Experts have made a case for technology careers, especially among youths in Nigeria, stating that technology has the potential to unveil the ingenuity in any person as long as the will is there.
They made this known at the recently held technology development and career webinar, organised by talent development platform, Bincom Dev Center, with the theme: “If not Tech, then what? Speakers spoke on the industrial revolution currently taking place across the world and how technological skills such as engineering, robotics; programming and similar skills are required to power this revolution.
They claimed that the resulting economy, the big-tech economy, will feature a world where technology is rapidly transforming society, stressing that people would need to be able to see clearly in spite of the volatility and uncertainty, how technology will positively impact the economy.
According to Managing Director, Casting Crown Company, Gbolahan Oyelakin, “there are skill gaps and skill shortages. People are still holding on to obsolete technical skills and un-transferable skills, and this is drawing back growth and development in many industries. Some people are learning theories and programs in schools that will become obsolete before they get into the marketplace.
Oyelakin expounded on how ways of working have and are still changing, and how the skill gaps continue to grow wider, stressing that one must prioritise acquiring modern and transferable skills. He pointed out some key skills that young people can focus on in terms of growth and career skills; Data science, Cloud computing, Artificial intelligence, DevOps, Blockchain technology, Robotic Process Automation (RPA), Augmented Reality (AR) and Virtual Reality (VR).
“There are a lot of networking groups around these skills that you can take advantage of. Employers are telling us that the right skills are just as important as qualifications. They increasingly highlight that the skills they seek are technical and transferable, and this is what youths should focus on acquiring.”
The second speaker, Principal Technologist, Obafemi Awolowo University, Mathew Oluwaniyi, extended the discussion by focusing on ways that tech professionals can constantly position and reposition themselves to be ready for global opportunities.

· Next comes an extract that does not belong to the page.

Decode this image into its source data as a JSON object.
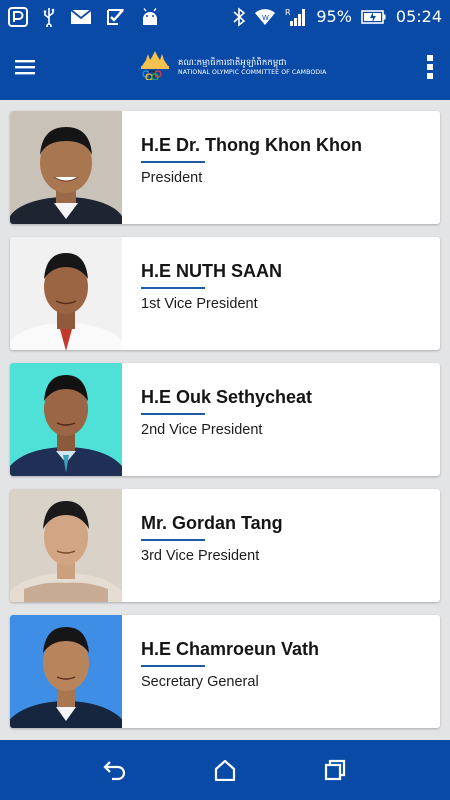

“The tech industry is very dynamic. You need to position yourself. Don’t wait until it comes to your door and catches you unprepared. Even for those who are already in tech, you can find yourself becoming a former champion if you do not keep evolving. You must keep adding value and acquiring knowledge” he said.
Speaking on the topic “In-demand tech skills for the future”, Oluwaniyi noted that if one does not keep reevaluating one’s skills and competencies based on industry changes, one could be left behind. Questions like ‘Will this career be able to serve the purpose I have in mind?’, ‘Will it get disrupted and become obsolete?’, ‘Do I need to realign myself?’, ‘Do I need more skills to stay relevant?’ ‘Do I need to transition into another area?’
He noted that a career in technology is open to everyone whether in coding or non-coding. The coding tech career could range from Artificial Intelligence / Machine learning, Web developer, Front-end developer, Back-end developer, Full-stack developer, Application Developer, Computer systems engineer, and Cyber security.
On the non-coding end of tech, one could be looking at careers paths such as Product management, Project management, technical writing, Scrum master/Product owner, UI/UX, Business Analysis, digital marketing, Data Analysis and Cybersecurity (GRC). There is also Cloud computing which could fall under either category depending on the specific career one opts for.